# Recognizing Directory Brute-force from apache2's access.log file

Hello, there. Today we will be taking a look at Directory Brute-force in apache2.

In directory brute-force, the most common method is to directly try a dictionary of common directory and see the server response. If the server returns 404, it means that it doesn't exist. Otherwise it exists but on several condition, such as unauthorized.

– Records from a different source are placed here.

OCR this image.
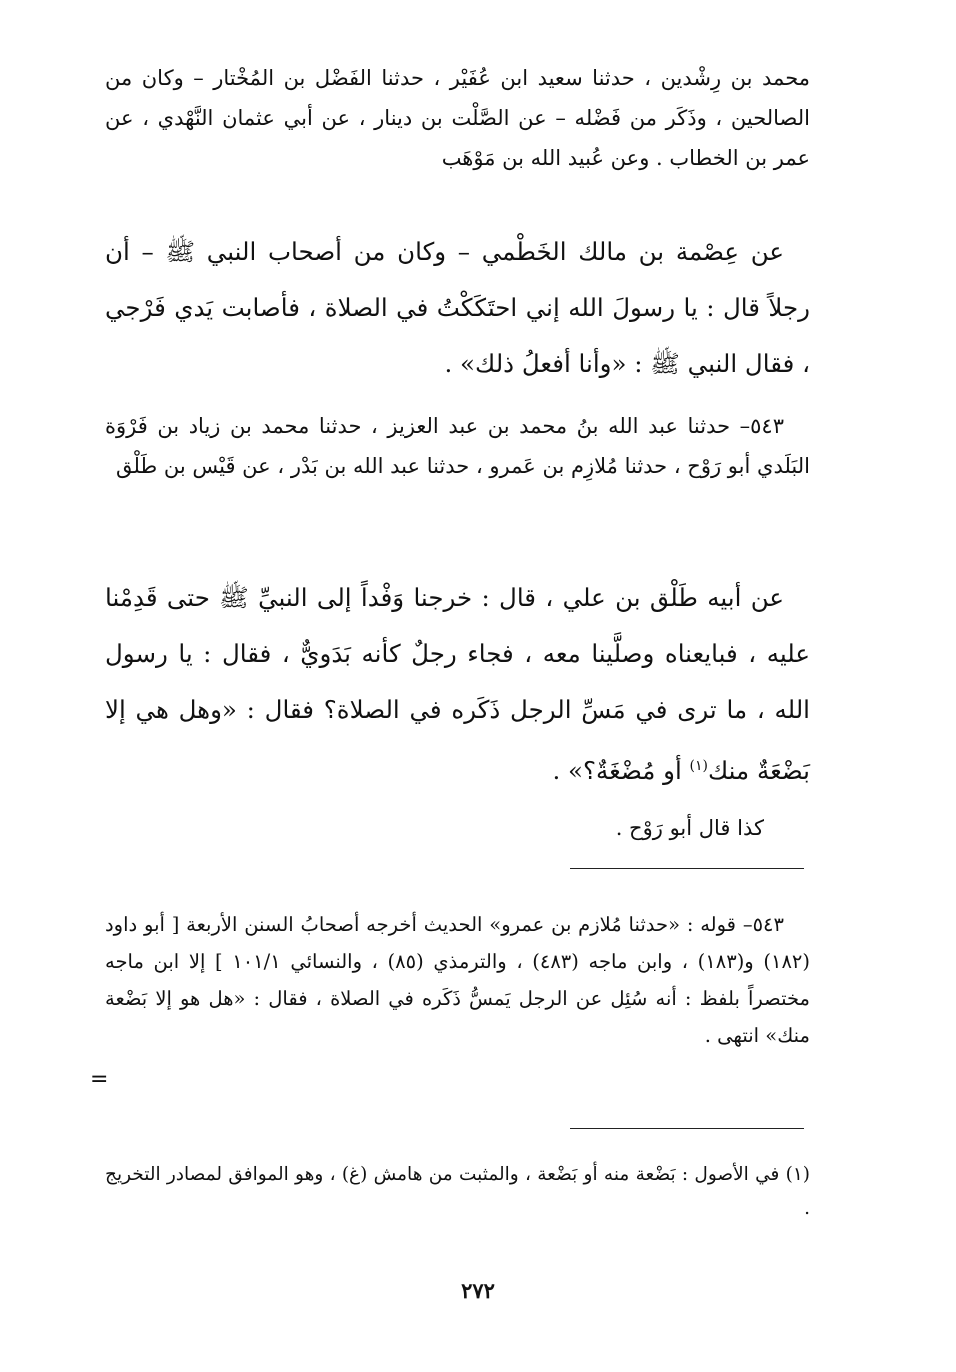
محمد بن رِشْدين ، حدثنا سعيد ابن عُفَيْر ، حدثنا الفَضْل بن المُخْتار – وكان من الصالحين ، وذَكَر من فَضْله – عن الصَّلْت بن دينار ، عن أبي عثمان النَّهْدي ، عن عمر بن الخطاب . وعن عُبيد الله بن مَوْهَب

عن عِصْمة بن مالك الخَطْمي – وكان من أصحاب النبي ﷺ – أن رجلاً قال : يا رسولَ الله إني احتَكَكْتُ في الصلاة ، فأصابت يَدي فَرْجي ، فقال النبي ﷺ : «وأنا أفعلُ ذلك» .

٥٤٣– حدثنا عبد الله بنُ محمد بن عبد العزيز ، حدثنا محمد بن زياد بن فَرْوَة البَلَدي أبو رَوْح ، حدثنا مُلازِم بن عَمرو ، حدثنا عبد الله بن بَدْر ، عن قَيْس بن طَلْق

عن أبيه طَلْق بن علي ، قال : خرجنا وَفْداً إلى النبيِّ ﷺ حتى قَدِمْنا عليه ، فبايعناه وصلَّينا معه ، فجاء رجلٌ كأنه بَدَويٌّ ، فقال : يا رسول الله ، ما ترى في مَسِّ الرجل ذَكَره في الصلاة؟ فقال : «وهل هي إلا بَضْعَةٌ منك$^{(١)}$ أو مُضْغَةٌ؟» .

كذا قال أبو رَوْح .

٥٤٣– قوله : «حدثنا مُلازم بن عمرو» الحديث أخرجه أصحابُ السنن الأربعة [ أبو داود (١٨٢) و(١٨٣) ، وابن ماجه (٤٨٣) ، والترمذي (٨٥) ، والنسائي ١٠١/١ ] إلا ابن ماجه مختصراً بلفظ : أنه سُئِل عن الرجل يَمسُّ ذَكَره في الصلاة ، فقال : «هل هو إلا بَضْعة منك» انتهى .

=

(١) في الأصول : بَضْعة منه أو بَضْعة ، والمثبت من هامش (غ) ، وهو الموافق لمصادر التخريج .

٢٧٢
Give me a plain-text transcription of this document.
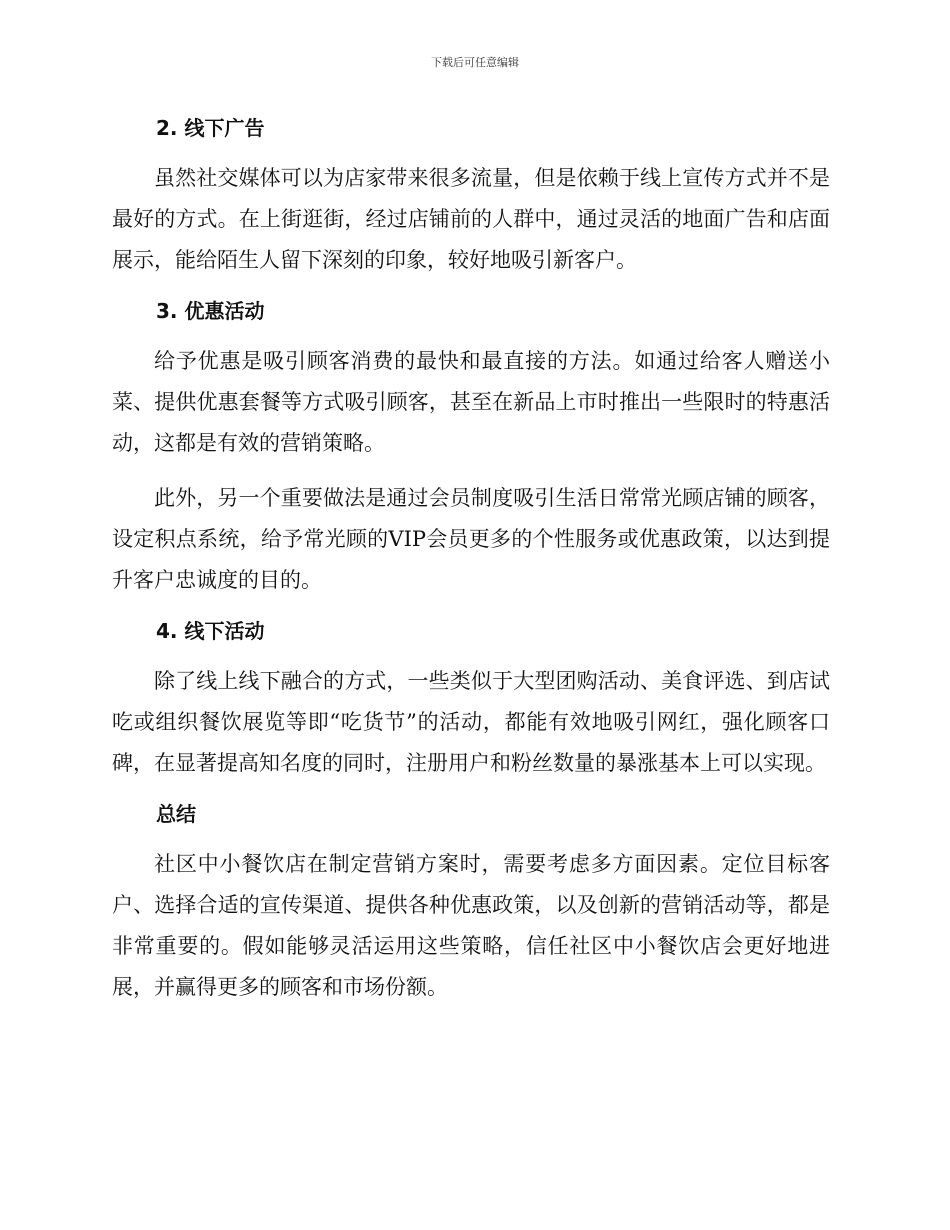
下载后可任意编辑
2. 线下广告

虽然社交媒体可以为店家带来很多流量，但是依赖于线上宣传方式并不是最好的方式。在上街逛街，经过店铺前的人群中，通过灵活的地面广告和店面展示，能给陌生人留下深刻的印象，较好地吸引新客户。

3. 优惠活动

给予优惠是吸引顾客消费的最快和最直接的方法。如通过给客人赠送小菜、提供优惠套餐等方式吸引顾客，甚至在新品上市时推出一些限时的特惠活动，这都是有效的营销策略。

此外，另一个重要做法是通过会员制度吸引生活日常常光顾店铺的顾客，设定积点系统，给予常光顾的VIP会员更多的个性服务或优惠政策，以达到提升客户忠诚度的目的。

4. 线下活动

除了线上线下融合的方式，一些类似于大型团购活动、美食评选、到店试吃或组织餐饮展览等即“吃货节”的活动，都能有效地吸引网红，强化顾客口碑，在显著提高知名度的同时，注册用户和粉丝数量的暴涨基本上可以实现。

总结

社区中小餐饮店在制定营销方案时，需要考虑多方面因素。定位目标客户、选择合适的宣传渠道、提供各种优惠政策，以及创新的营销活动等，都是非常重要的。假如能够灵活运用这些策略，信任社区中小餐饮店会更好地进展，并赢得更多的顾客和市场份额。
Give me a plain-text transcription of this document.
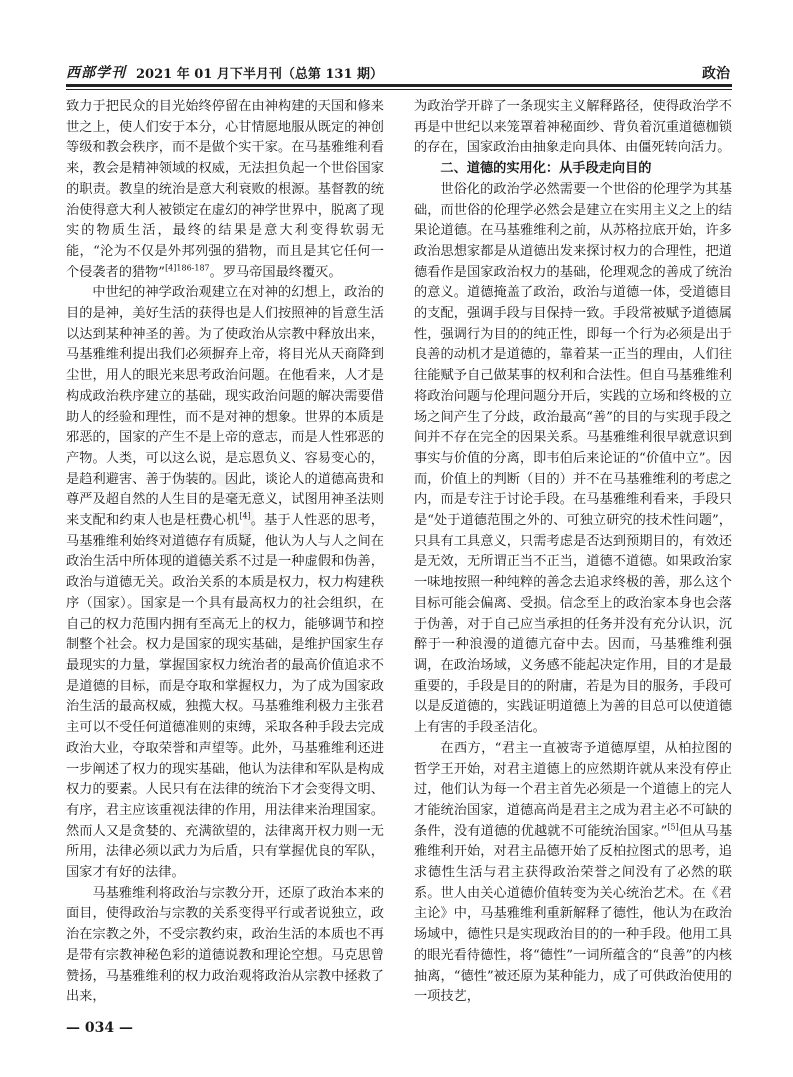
西部学刊 2021 年 01 月下半月刊（总第 131 期）	政治

致力于把民众的目光始终停留在由神构建的天国和修来世之上，使人们安于本分，心甘情愿地服从既定的神创等级和教会秩序，而不是做个实干家。在马基雅维利看来，教会是精神领域的权威，无法担负起一个世俗国家的职责。教皇的统治是意大利衰败的根源。基督教的统治使得意大利人被锁定在虚幻的神学世界中，脱离了现实的物质生活，最终的结果是意大利变得软弱无能，“沦为不仅是外邦列强的猎物，而且是其它任何一个侵袭者的猎物”$^{[4]186-187}$。罗马帝国最终覆灭。

中世纪的神学政治观建立在对神的幻想上，政治的目的是神，美好生活的获得也是人们按照神的旨意生活以达到某种神圣的善。为了使政治从宗教中释放出来，马基雅维利提出我们必须摒弃上帝，将目光从天商降到尘世，用人的眼光来思考政治问题。在他看来，人才是构成政治秩序建立的基础，现实政治问题的解决需要借助人的经验和理性，而不是对神的想象。世界的本质是邪恶的，国家的产生不是上帝的意志，而是人性邪恶的产物。人类，可以这么说，是忘恩负义、容易变心的，是趋利避害、善于伪装的。因此，谈论人的道德高贵和尊严及超自然的人生目的是毫无意义，试图用神圣法则来支配和约束人也是枉费心机[4]。基于人性恶的思考，马基雅维利始终对道德存有质疑，他认为人与人之间在政治生活中所体现的道德关系不过是一种虚假和伪善，政治与道德无关。政治关系的本质是权力，权力构建秩序（国家）。国家是一个具有最高权力的社会组织，在自己的权力范围内拥有至高无上的权力，能够调节和控制整个社会。权力是国家的现实基础，是维护国家生存最现实的力量，掌握国家权力统治者的最高价值追求不是道德的目标，而是夺取和掌握权力，为了成为国家政治生活的最高权威，独揽大权。马基雅维利极力主张君主可以不受任何道德准则的束缚，采取各种手段去完成政治大业，夺取荣誉和声望等。此外，马基雅维利还进一步阐述了权力的现实基础，他认为法律和军队是构成权力的要素。人民只有在法律的统治下才会变得文明、有序，君主应该重视法律的作用，用法律来治理国家。然而人又是贪婪的、充满欲望的，法律离开权力则一无所用，法律必须以武力为后盾，只有掌握优良的军队，国家才有好的法律。

马基雅维利将政治与宗教分开，还原了政治本来的面目，使得政治与宗教的关系变得平行或者说独立，政治在宗教之外，不受宗教约束，政治生活的本质也不再是带有宗教神秘色彩的道德说教和理论空想。马克思曾赞扬，马基雅维利的权力政治观将政治从宗教中拯救了出来，

为政治学开辟了一条现实主义解释路径，使得政治学不再是中世纪以来笼罩着神秘面纱、背负着沉重道德枷锁的存在，国家政治由抽象走向具体、由僵死转向活力。

二、道德的实用化：从手段走向目的

世俗化的政治学必然需要一个世俗的伦理学为其基础，而世俗的伦理学必然会是建立在实用主义之上的结果论道德。在马基雅维利之前，从苏格拉底开始，许多政治思想家都是从道德出发来探讨权力的合理性，把道德看作是国家政治权力的基础，伦理观念的善成了统治的意义。道德掩盖了政治，政治与道德一体，受道德目的支配，强调手段与目保持一致。手段常被赋予道德属性，强调行为目的的纯正性，即每一个行为必须是出于良善的动机才是道德的，靠着某一正当的理由，人们往往能赋予自己做某事的权利和合法性。但自马基雅维利将政治问题与伦理问题分开后，实践的立场和终极的立场之间产生了分歧，政治最高“善”的目的与实现手段之间并不存在完全的因果关系。马基雅维利很早就意识到事实与价值的分离，即韦伯后来论证的“价值中立”。因而，价值上的判断（目的）并不在马基雅维利的考虑之内，而是专注于讨论手段。在马基雅维利看来，手段只是“处于道德范围之外的、可独立研究的技术性问题”，只具有工具意义，只需考虑是否达到预期目的，有效还是无效，无所谓正当不正当，道德不道德。如果政治家一味地按照一种纯粹的善念去追求终极的善，那么这个目标可能会偏离、受损。信念至上的政治家本身也会落于伪善，对于自己应当承担的任务并没有充分认识，沉醉于一种浪漫的道德亢奋中去。因而，马基雅维利强调，在政治场域，义务感不能起决定作用，目的才是最重要的，手段是目的的附庸，若是为目的服务，手段可以是反道德的，实践证明道德上为善的目总可以使道德上有害的手段圣洁化。

在西方，“君主一直被寄予道德厚望，从柏拉图的哲学王开始，对君主道德上的应然期许就从来没有停止过，他们认为每一个君主首先必须是一个道德上的完人才能统治国家，道德高尚是君主之成为君主必不可缺的条件，没有道德的优越就不可能统治国家。”[5]但从马基雅维利开始，对君主品德开始了反柏拉图式的思考，追求德性生活与君主获得政治荣誉之间没有了必然的联系。世人由关心道德价值转变为关心统治艺术。在《君主论》中，马基雅维利重新解释了德性，他认为在政治场域中，德性只是实现政治目的的一种手段。他用工具的眼光看待德性，将“德性”一词所蕴含的“良善”的内核抽离，“德性”被还原为某种能力，成了可供政治使用的一项技艺，

— 034 —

I used my previous competition, KKST Qualifiers, log analysis file as the log example.

In [30]:
import re
import pandas as pd
from datetime import datetime
import pytz

In [31]:
def parse_str(x):
    """
    Returns the string delimited by two characters.

    Example:
        `>>> parse_str('[my string]')`
        `'my string'`
    """
    return x[1:-1]

def parse_datetime(x):
    '''
    Parses datetime with timezone formatted as:
        `[day/month/year:hour:minute:second zone]`

    Example:
        `>>> parse_datetime('13/Nov/2015:11:45:42 +0000')`
        `datetime.datetime(2015, 11, 3, 11, 45, 4, tzinfo=<UTC>)`

    Due to problems parsing the timezone (`%z`) with `datetime.strptime`, the
    timezone will be obtained using the `pytz` library.
    '''
    dt = datetime.strptime(x[1:-7], '%d/%b/%Y:%H:%M:%S')
    dt_tz = int(x[-6:-3])*60+int(x[-3:-1])
    return dt.replace(tzinfo=pytz.FixedOffset(dt_tz))

The function above is used for cleaning unusual string format such as time and string with closed brackets.

In [32]:
data = pd.read_csv(
    'access.log',
    sep=r'\s(?=(?:[^"]*"[^"]*")*[^"]*$)(?![^\[]*\])',
    engine='python',
    na_values='-',
    header=None,
    usecols=[0, 3, 4, 5, 6, 7, 8],
    names=['ip', 'time', 'request', 'status', 'size', 'referer', 'user_agent'],
    converters={'time': parse_datetime,
                'request': parse_str,
                'status': int,
                'size': int,
                'referer': parse_str,
                'user_agent': parse_str})

In [33]:
data.head()

Unnamed: 0,ip,time,request,status,size,referer,user_agent
0,192.168.77.87,2020-11-09 04:07:00+00:00,GET / HTTP/1.1,200,3477,,Mozilla/5.0 (Windows NT 10.0; Win64; x64) Appl...
1,192.168.77.87,2020-11-09 04:07:00+00:00,GET /robots.txt HTTP/1.1,404,492,,Mozilla/5.0 (Windows NT 10.0; Win64; x64) Appl...
2,192.168.77.87,2020-11-09 04:07:00+00:00,GET /icons/ubuntu-logo.png HTTP/1.1,200,3623,http://192.168.77.38/,Mozilla/5.0 (Windows NT 10.0; Win64; x64) Appl...
3,192.168.77.87,2020-11-09 04:07:00+00:00,GET /favicon.ico HTTP/1.1,404,491,http://192.168.77.38/,Mozilla/5.0 (Windows NT 10.0; Win64; x64) Appl...
4,192.168.77.87,2020-11-09 04:59:01+00:00,GET / HTTP/1.1,200,2361,,Mozilla/5.0 (Windows NT 10.0; Win64; x64) Appl...


Now that we have the data ready to digest, we can proceed to check whether the log shows an indication of directory brute force or not. We will use `pandas` to digest and count the requests.

In [34]:
print("Total digested requests:", data.shape[0])
for status in data.status.unique():
    statusobj = data.apply(lambda x: True if x['status'] == status else False, axis=1)
    numofstatus = len(statusobj[statusobj == True].index)
    print("Requests with", str(status), "status:", str(numofstatus), "("+"{:.4f}".format(numofstatus/data.shape[0]*100), "%)")

Total digested requests: 19060
Requests with 200 status: 101 (0.5299 %)
Requests with 404 status: 18830 (98.7933 %)
Requests with 304 status: 1 (0.0052 %)
Requests with 500 status: 14 (0.0735 %)
Requests with 403 status: 108 (0.5666 %)
Requests with 301 status: 6 (0.0315 %)


In this example, you can see that in a directory brute-force attack, you will expect a lot of 404 response from the server and noticed the sudden high load of the server. Common users won't get 404 responses that often. If this was detected, it is recommended to check the logs for confirmation of the directory brute-force. Sometimes, this can be a false positive but it's rare unless there are something done in the server that resulted in many 404s e.g. committing untested code to production server.

Usually directory brute-forcing is done alphabetically because of dictionary, so if there is a sudden spike of 404s and when checked it's from the same IP and the requests are alphabetically ordered, you can flag this as an incident.